The Scene: A warm nostalgia descended on Red Rocks Thursday night, as anyone who came of age at approximately the same time lives were being changed by the Shins showed up to revisit those overly wrought youthful emotions. Any wisdom or perspective gained in the ten years since The Postal Service’s one and only album, Give Up, can’t be confirmed, but a quick scan of the crowd indicated that most had at least conceded victory to the more responsible ideas of fleece jackets, close-toed shoes, and drinking in moderation. Thankfully, not all exuberance was lost, as a giant glow-in-the dark dream catcher was spotted gently swaying in beat to the pre-concert music, a beacon of enduring optimism bobbing above a sea of what probably was a lot of collective grad-school debt. The anticipation to look back was high.
Opener: Ra Ra Riot. If an oversized glow-in-the dark dream catcher can be used to ward off bad dreams of the present, Ra Ra Riot was the good juju that followed. Attached to the same Barsuk label Death Cab for Cutie was once signed to, Ra Ra Riot dispensed it’s medicine of danceable indie synth-pop with an added depth and liveliness due to the lovely violinist and keyboardist Rebecca Zeller. After hearing “Dance With Me” and “Boy,” it wasn’t surprising to learn that the band has been compared to (and collaborated with) Vampire Weekend, in addition to playing with acts like Passion Pit and Tokyo Police Club. The five-piece was clearly thrilled to be touring with The Postal Service and were smiling non-stop. Their energy, combined with lead singer Wesley Miles’ charming lilt and acid-washed jean jacket gave the crowd the energy and focus it needed for the task at hand.
The Postal Service: Apparently Ben Gibbard lost his voice in Utah and the Red Rocks show was almost canceled. As he noted later, doctors in both Utah and Colorado restored his voice to what Gibbard called a “Tom Waits does Postal Service” type tenor. As it turned out, Gibbard had nothing to worry about, as the entire Red Rocks audience essentially sang back-up from the very first note of opener “The District Sleeps Alone Tonight” through the end of the show.
Coming out in front of a cathedral-like light set-up, Gibbard sported his trademark overhanging bangs and swinging arms dance, all while wearing a skinny, all-black ensemble. He, along with band mates Jimmy Tambarello (DNTEL), Jenny Lewis (Rilo Kiley), and another unknown female member, brought an air of sentimentality to the evening without any of the wistfulness that usually accompanies. You got the sense that Gibbard and company were reminiscing right alongside you too.

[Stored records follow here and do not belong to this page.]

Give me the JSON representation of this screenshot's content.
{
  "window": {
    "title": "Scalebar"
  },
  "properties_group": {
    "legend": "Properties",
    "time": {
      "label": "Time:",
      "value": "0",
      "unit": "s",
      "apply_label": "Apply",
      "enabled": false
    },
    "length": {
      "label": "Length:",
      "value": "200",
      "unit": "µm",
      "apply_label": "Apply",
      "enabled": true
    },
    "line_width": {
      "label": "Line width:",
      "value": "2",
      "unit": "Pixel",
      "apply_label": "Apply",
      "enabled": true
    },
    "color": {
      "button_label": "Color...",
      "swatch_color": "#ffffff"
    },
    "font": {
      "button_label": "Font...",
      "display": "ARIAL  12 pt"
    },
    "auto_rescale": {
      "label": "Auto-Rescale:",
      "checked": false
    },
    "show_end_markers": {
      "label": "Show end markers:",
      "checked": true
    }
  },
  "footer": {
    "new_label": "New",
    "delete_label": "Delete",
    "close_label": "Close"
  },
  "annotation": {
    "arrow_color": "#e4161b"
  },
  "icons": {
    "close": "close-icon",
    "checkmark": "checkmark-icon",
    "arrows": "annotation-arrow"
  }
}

As the band churned through “We Become Silhouettes,” “Sleeping In” and perhaps the apex of the concert – “Nothing Better” – Gibbard and Lewis sang and danced in sync with each other, face to face, as if they were really just playing for themselves and each other. “Why does love have to end?” Gibbard asked plaintively, but somewhat coyly. The set wasn’t all remembrance, though. The members of Postal Service are musicians first and it was fun to see Gibbard and Lewis bound about the stage during each song, including Gibbard getting on the drums for “Be Still My Heart.” Tambarello even joined in the festivities, at times playing a melodica, and then autotuning himself on “Recycled Air” to great cheers from the crowd. Lewis took over on drums for a shout-out to Olympia, Washington on a cover of Beat Happening‘s “Our Secret“, which Gibbard described roughly as “the greatest band to ever come out of Washington.” Describing “Our Secret” as purposefully lo-fi is an understatement, so the Postal Service’s sweet rendition of the song left it almost unrecognizable.
Naturally, “Such Great Heights” ended the set, and the crowd pulsed up and down singing loudly about the now famously aligned eye freckles. Gibbard took to the rails on the floor to say good-bye, expressing his gratitude that “people still care about this album 10 years later.” Of course, they eventually came back for a two-song encore, leading the audience into a repeat chant of “everything will change” from “A Brand New Colony” before departing the stage for good. An appropriate ending as the dream catcher floated off into the night.